Çanakkale, yalnız bir şehrin adı değildir.
Çanakkale, Necmettin Halil Onanın değimiyle;
Dur yolcu! Bilmeden gelip bastığın,
Bu toprak, bir devrin battığı yerdir.
Eğil de kulak ver, bu sessiz yığın,
Bir vatan kalbinin attığı yerdir.
Bu ıssız, gölgesiz yolun sonunda,
Gördüğüm bu tümsek, Anadolunda,
İstiklal uğrunda, namus yolunda,
Can veren Mehmedin yattığı yerdir.
Bu tümsek, koparken büyük zelzele,
Son vatan parçası geçerken ele,
Mehmedin düşmanı boğuldu sele,
Mübarek kanını kattığı yerdir.
Düşün ki, haşrolan kan, kemik, etin
Yaptığı bu tümsek, amansız, çetin,
Bir harbin sonunda, bütün milletin,
Hürriyet zevkini tattığı yerdir.
Bırakınız silahı, mühimmatı, postalı elbiseyi vs. askeri teçhizatı, yiyecek ekmeği bile olmayan Türk milletinin yedi düvele karşı kazandığı muazzam bir zaferin adıdır Çanakkale…
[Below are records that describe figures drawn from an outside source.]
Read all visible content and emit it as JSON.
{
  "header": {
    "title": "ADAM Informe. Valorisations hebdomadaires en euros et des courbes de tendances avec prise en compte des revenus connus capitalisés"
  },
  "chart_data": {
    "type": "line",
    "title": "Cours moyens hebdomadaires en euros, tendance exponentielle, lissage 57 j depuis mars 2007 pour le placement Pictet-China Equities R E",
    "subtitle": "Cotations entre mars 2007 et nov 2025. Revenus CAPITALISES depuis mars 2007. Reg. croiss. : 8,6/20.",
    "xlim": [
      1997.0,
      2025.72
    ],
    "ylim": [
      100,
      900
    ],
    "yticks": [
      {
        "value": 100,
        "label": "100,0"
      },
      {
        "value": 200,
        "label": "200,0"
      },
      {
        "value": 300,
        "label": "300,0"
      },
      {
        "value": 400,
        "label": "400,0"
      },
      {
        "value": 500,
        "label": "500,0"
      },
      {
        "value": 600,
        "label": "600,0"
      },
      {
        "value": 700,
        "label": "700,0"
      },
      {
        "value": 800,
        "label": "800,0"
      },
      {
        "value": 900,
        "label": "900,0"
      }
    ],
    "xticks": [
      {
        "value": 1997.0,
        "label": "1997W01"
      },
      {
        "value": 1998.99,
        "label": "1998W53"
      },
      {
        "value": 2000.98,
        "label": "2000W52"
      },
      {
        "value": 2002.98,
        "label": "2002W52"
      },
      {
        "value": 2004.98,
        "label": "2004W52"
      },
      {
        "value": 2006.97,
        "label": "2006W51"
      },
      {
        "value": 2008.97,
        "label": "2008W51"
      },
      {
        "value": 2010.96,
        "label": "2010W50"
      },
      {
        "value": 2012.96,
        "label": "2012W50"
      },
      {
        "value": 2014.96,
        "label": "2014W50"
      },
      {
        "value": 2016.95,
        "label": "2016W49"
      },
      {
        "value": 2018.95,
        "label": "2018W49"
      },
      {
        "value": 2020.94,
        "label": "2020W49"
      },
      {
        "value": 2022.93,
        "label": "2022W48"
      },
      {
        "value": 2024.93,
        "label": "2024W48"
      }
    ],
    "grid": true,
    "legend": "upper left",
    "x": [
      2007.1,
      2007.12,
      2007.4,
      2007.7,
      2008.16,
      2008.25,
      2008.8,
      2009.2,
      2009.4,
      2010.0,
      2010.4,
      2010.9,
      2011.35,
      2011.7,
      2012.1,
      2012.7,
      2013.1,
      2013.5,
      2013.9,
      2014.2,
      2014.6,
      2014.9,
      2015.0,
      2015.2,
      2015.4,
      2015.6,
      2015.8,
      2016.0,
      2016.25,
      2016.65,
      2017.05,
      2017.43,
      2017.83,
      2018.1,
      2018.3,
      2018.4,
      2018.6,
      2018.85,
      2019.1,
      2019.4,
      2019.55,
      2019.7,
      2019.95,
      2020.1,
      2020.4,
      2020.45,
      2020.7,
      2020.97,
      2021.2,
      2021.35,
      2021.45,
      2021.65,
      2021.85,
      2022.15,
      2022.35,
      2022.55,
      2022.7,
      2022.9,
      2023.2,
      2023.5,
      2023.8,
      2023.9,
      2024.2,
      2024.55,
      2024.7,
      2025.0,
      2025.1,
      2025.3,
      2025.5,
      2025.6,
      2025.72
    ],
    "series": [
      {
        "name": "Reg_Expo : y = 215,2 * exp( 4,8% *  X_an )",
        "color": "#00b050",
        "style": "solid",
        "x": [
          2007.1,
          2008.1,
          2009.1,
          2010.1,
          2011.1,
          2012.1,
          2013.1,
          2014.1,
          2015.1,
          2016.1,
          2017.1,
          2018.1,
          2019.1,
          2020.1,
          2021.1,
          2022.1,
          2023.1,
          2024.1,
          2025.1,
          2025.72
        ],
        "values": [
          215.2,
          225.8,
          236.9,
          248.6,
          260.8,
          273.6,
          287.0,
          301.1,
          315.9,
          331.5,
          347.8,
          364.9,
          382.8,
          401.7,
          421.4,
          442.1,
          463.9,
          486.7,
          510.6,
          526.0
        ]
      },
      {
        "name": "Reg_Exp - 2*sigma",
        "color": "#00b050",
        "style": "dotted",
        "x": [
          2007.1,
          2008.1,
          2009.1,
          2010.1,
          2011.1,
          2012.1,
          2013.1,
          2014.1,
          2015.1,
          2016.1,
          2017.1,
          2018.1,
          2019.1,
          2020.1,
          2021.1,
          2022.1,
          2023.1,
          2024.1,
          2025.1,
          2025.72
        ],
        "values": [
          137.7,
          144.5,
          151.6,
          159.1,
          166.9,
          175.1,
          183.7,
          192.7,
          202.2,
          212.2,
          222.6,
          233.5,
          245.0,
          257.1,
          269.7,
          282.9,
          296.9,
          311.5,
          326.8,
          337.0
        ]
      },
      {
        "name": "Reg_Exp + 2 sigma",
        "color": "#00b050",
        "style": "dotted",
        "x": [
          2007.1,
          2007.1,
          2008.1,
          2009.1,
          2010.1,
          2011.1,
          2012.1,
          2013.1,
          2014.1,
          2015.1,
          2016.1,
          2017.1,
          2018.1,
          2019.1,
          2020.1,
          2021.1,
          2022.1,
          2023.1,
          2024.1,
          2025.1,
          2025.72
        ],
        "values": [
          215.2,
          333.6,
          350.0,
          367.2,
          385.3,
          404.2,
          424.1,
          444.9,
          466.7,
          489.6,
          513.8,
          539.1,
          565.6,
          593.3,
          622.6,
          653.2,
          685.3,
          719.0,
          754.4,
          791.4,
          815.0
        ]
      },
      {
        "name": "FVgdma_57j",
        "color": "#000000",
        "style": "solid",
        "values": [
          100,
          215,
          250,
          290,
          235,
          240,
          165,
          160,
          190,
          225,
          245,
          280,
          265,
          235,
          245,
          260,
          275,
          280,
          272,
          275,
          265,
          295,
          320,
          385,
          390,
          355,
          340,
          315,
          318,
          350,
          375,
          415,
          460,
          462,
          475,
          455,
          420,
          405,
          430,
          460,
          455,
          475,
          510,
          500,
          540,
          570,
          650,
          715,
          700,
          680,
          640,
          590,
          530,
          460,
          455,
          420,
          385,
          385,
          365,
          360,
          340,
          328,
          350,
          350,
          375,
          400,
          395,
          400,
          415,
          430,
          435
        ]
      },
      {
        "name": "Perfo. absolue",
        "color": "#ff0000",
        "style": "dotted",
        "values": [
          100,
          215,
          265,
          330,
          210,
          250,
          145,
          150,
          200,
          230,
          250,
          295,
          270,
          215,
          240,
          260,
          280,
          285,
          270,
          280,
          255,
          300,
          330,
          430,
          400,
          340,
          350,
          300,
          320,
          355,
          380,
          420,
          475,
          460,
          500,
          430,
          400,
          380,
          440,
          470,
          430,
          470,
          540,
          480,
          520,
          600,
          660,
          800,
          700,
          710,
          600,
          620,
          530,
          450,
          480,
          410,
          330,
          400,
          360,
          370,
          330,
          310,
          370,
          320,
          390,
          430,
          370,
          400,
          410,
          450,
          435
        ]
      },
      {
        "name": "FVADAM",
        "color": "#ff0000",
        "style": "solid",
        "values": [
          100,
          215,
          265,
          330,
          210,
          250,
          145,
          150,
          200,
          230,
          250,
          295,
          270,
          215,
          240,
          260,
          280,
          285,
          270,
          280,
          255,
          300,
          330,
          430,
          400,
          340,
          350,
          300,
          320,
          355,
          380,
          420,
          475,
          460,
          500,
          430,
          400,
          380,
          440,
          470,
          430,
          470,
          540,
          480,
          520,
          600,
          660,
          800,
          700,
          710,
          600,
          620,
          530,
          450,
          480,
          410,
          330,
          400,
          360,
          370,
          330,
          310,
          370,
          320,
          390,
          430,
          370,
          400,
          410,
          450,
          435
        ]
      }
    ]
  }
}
Lise çağındaki öğrencilerin bir gül bahçesine girercesine koşarak gittikleri ve ellerindeki basit piyade tüfekleriyle düşmanı hayretler içinde bırakan bir savunma yaptıkları yerin adıdır Çanakkale…
Yoğun düşman topçu ateşi ve ölüm kusan düşman makinelilerinin saldırıları sonucu eksilen vücut azalarına, kollarının, bacaklarının kopmuş olmasına aldırmaksızın, bulundukları sahra hastanelerinden bir an önce taburcu olup, mevzilere dönmek için çabalayan kahramanların harman olduğu yerdir Çanakkale…
Göğsünden aldığı mermi yarasına aldırmadan, yaralı düşman askerini kurtarabilmek için sırtına alarak getirdiği cephe gerisinde ruhunu teslim ettiği şehitler yatağıdır Çanakkale…
Kan emici emperyalistlerin topunun birden Çanakkaleden girmeye çalıştıkları kendisine iletildiğinde, en ufak bir korku veya ümitsizlik belirtisi göstermeden kararlı bir şekilde “Geldikleri gibi gidecekler” diyen Bozkurt Mustafa Kemallerin eseridir Çanakkale…
Savaştan yıllar sonra yapılan bir anma töreninde adı“Çanakkale Kahramanı” olarak anons edilen bir gazinin “Hayır gerçek kahramanlar toprağın altında yatanlardır” dediği mütevazilik örneği “Kahramanlar”ın mekanıdır Çanakkale…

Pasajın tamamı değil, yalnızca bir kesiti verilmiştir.